Merriment is on pause, though. The past seven days saw stout – volatility – brewed by war in Ukraine and inflation. During this period, BTC has shed 6%.
Massive price swings have churned stomachs with the intensity of an unrefrigerated plate of rancid corned beef, but, as CryptoPotato noted, the volatility spike "failed to produce a directional change." At last check, about 7:55 a.m. (EST), BTC's spot price was hovering just shy of $40K.
Meanwhile, Polygon (MATIC) is experiencing some unwanted downtime over the past half-day or so, owing to an upgrade that did not go as planned, creating consternation in its community of Layer-2 users. The protocol’s development team deployed a temporary hotfix and assured users that their funds were safe.
MATIC, which is the 17th-largest coin by market cap, has increased 2.5% to $1.45 in the past 24 hours.
WHAT'S NEXT
Bug-Bitten Polygon Looking On Bright Side
Layer-2 network Polygon, an Ethereum scaling solution, is really three layers. On-chain smart contracts run on Ethereum. A "bore" layer supports the production of blocks. And then there is the Heimdall layer, a set of Proof-of-Stake (PoS) nodes that help the network reach consensus.
The Polygon team revealed that there “may have been a bug” in yesterday's Heidmall upgrade, which led to different Heimdall validators being on different versions of the blockchain, thwarting the ability to reach two-thirds consensus.
Heimdall is used for validator-related bridging and transactions but, developers have emphasized, doesn’t handle user transactions (CryptoPotato).
The last major bug that Polygon fixed, a few months back, put $24 billion worth of funds at risk – but was patched up without issue, according to Cointelegraph.

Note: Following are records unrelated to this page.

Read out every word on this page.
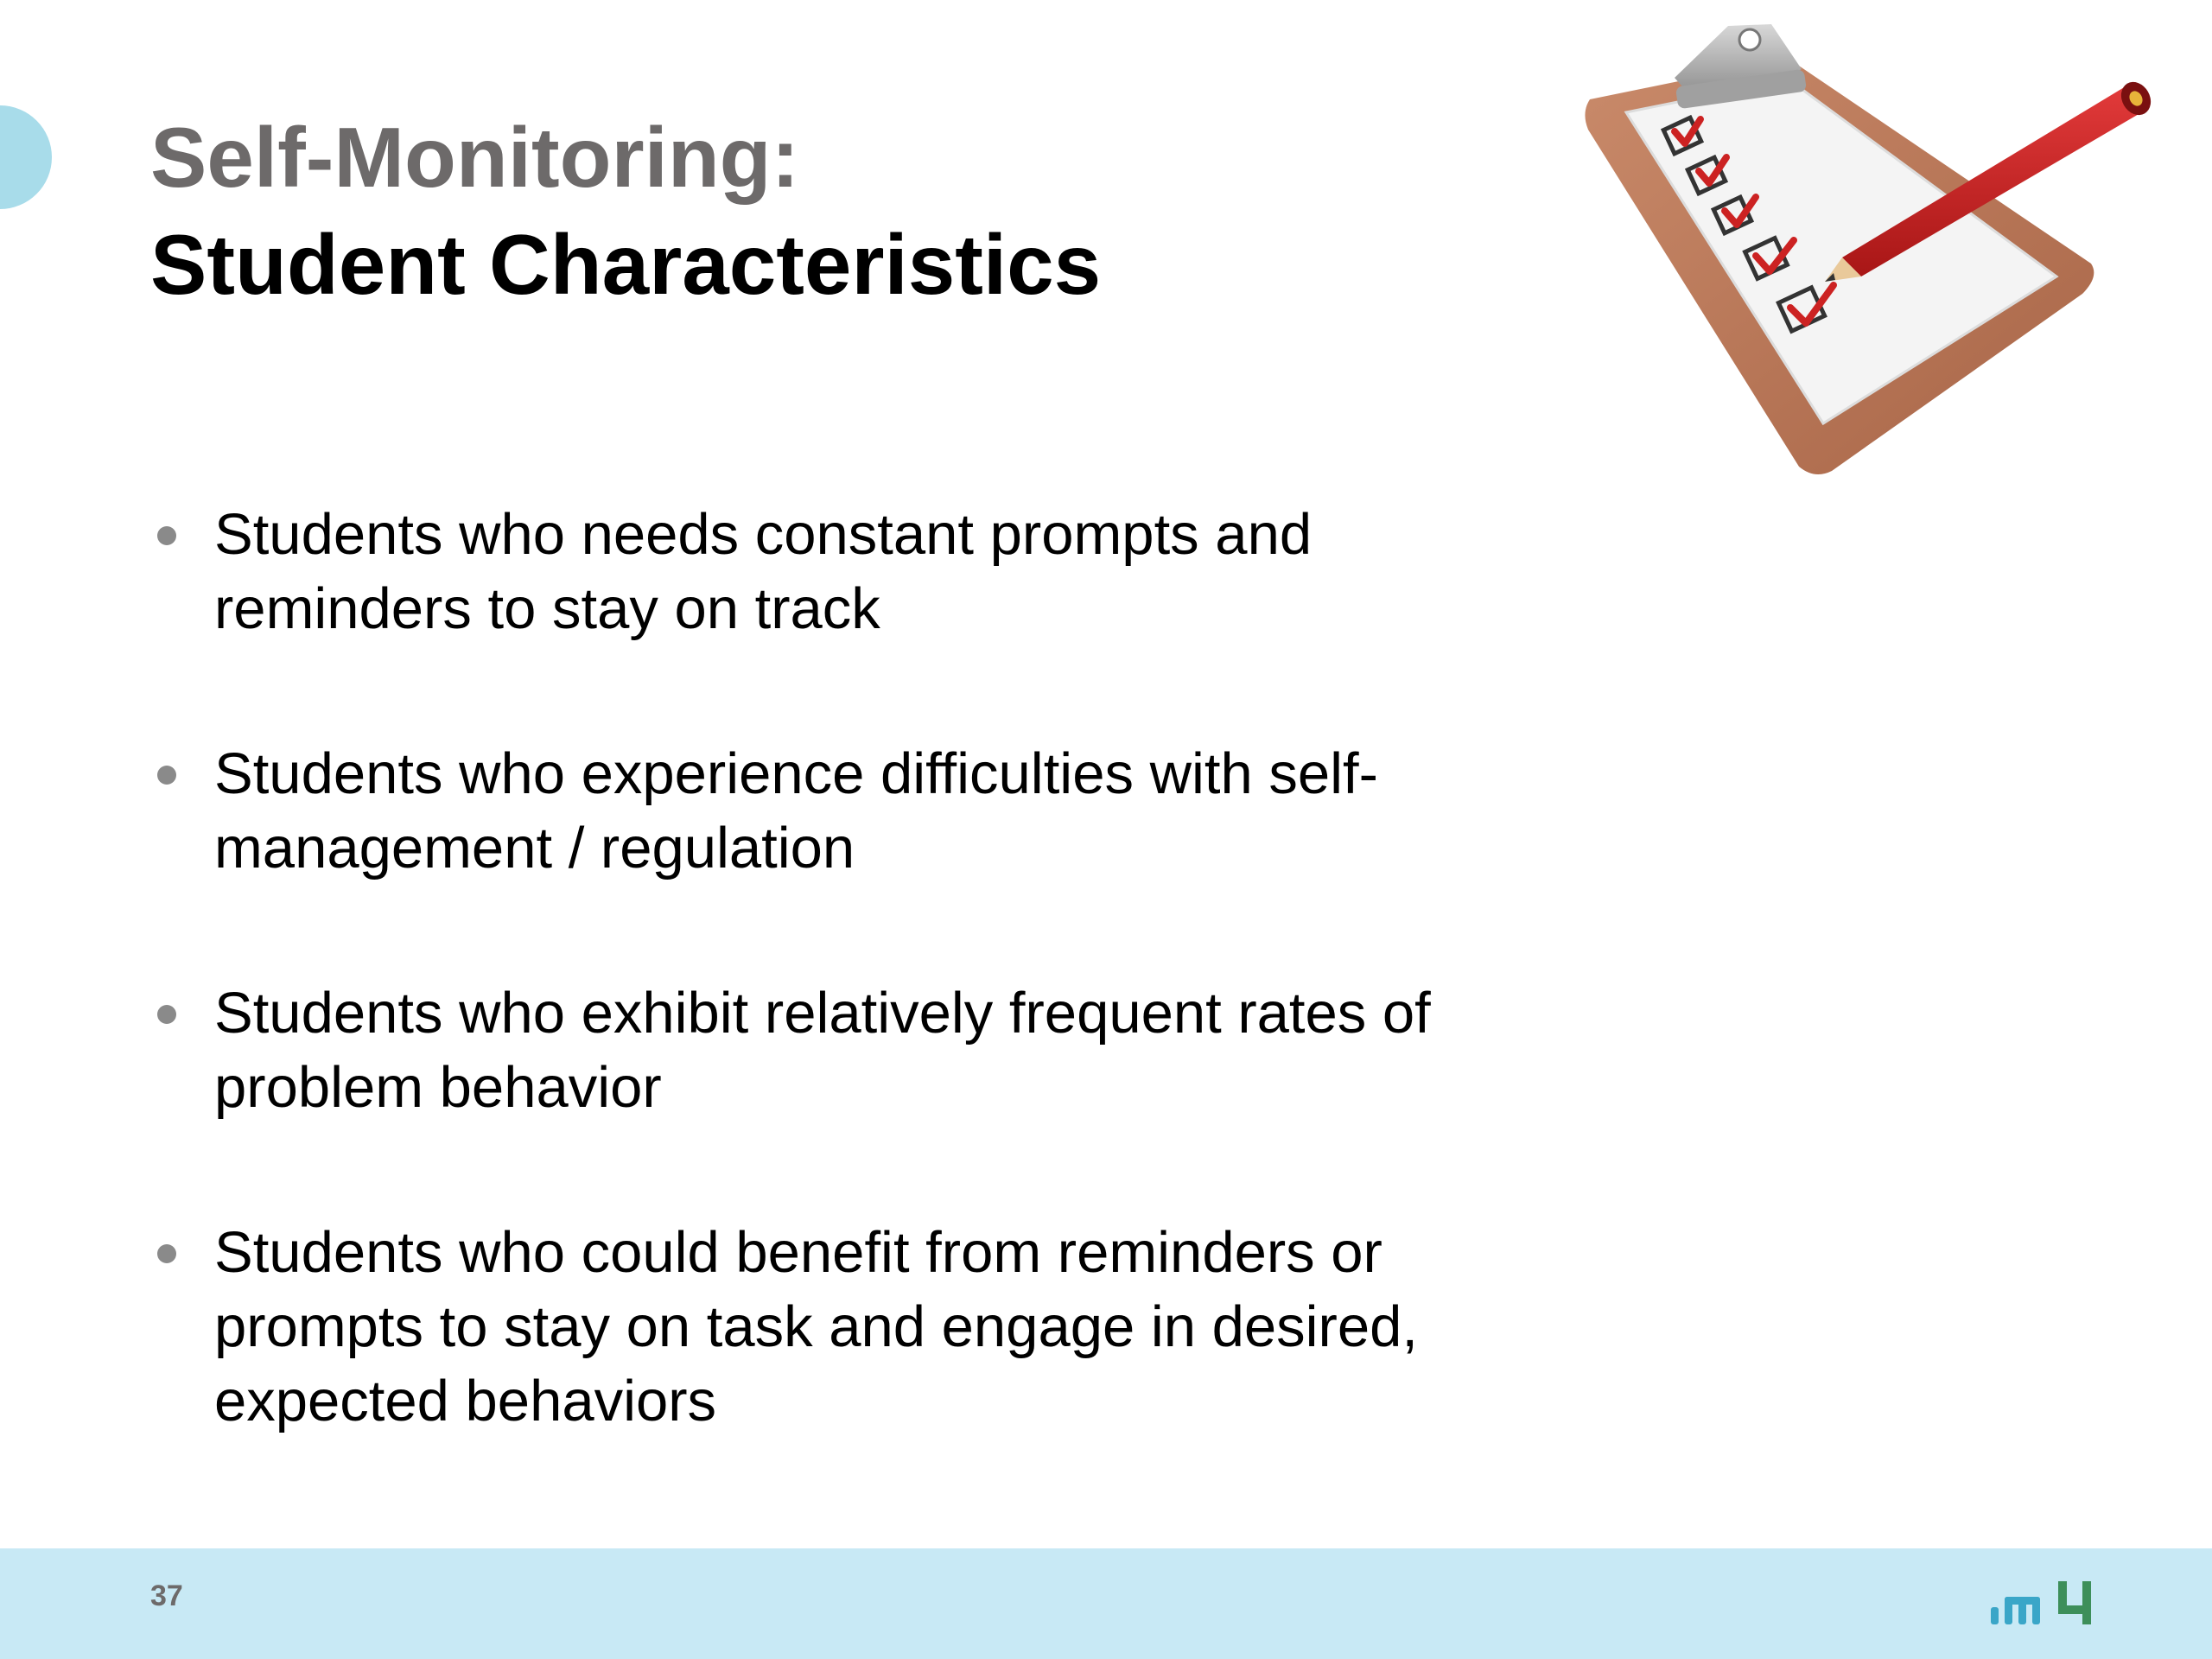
Self-Monitoring:
Student Characteristics
Students who needs constant prompts and
reminders to stay on track
Students who experience difficulties with self-
management / regulation
Students who exhibit relatively frequent rates of
problem behavior
Students who could benefit from reminders or
prompts to stay on task and engage in desired,
expected behaviors
37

Following a 50% plunge between just after Christmas and lasting through the end of January, MATIC has not been able to get back toward $2, let alone near $3, which is its all-time high.
Yesterday, DappRadar said the number of Polygon network addresses interacting with dApps saw an increase of 5% in the past month, according to Cointelegraph. This data point suggests that Polygon is holding its ground versus competing chains.
FOCUS
Crypto Preparedness Proves Crucial In Ukraine
Ukraine long being one of the more crypto-friendly countries in the world left it uniquely positioned to leverage the future of money in its struggle for survival right now. Alex Bornyakov, Ukraine’s deputy minister at the Ministry of Digital Transformation, confirms that the government has received about $100 million in crypto donations, including some $60 million that has flowed into a key fund run by the Ukrainian crypto exchange Kuna (CoinDesk).
The funds sent to Kuna are being spent on civilian aid, medical supplies and non-lethal military equipment, including fuel and bulletproof vests for soldiers.
The six-year-old exchange has evacuated staff to different countries around the world, according to an audio message sent last week to The Wall Street Journal by Kuna's founder Michael Chobanian. At the time, he said he'd relocated to Western Ukraine.
About one month ago, the company moved its servers/entire IT infrastructure outside of the country, so, he said, "if the internet goes down in Ukraine, there is no risk of our sites going down."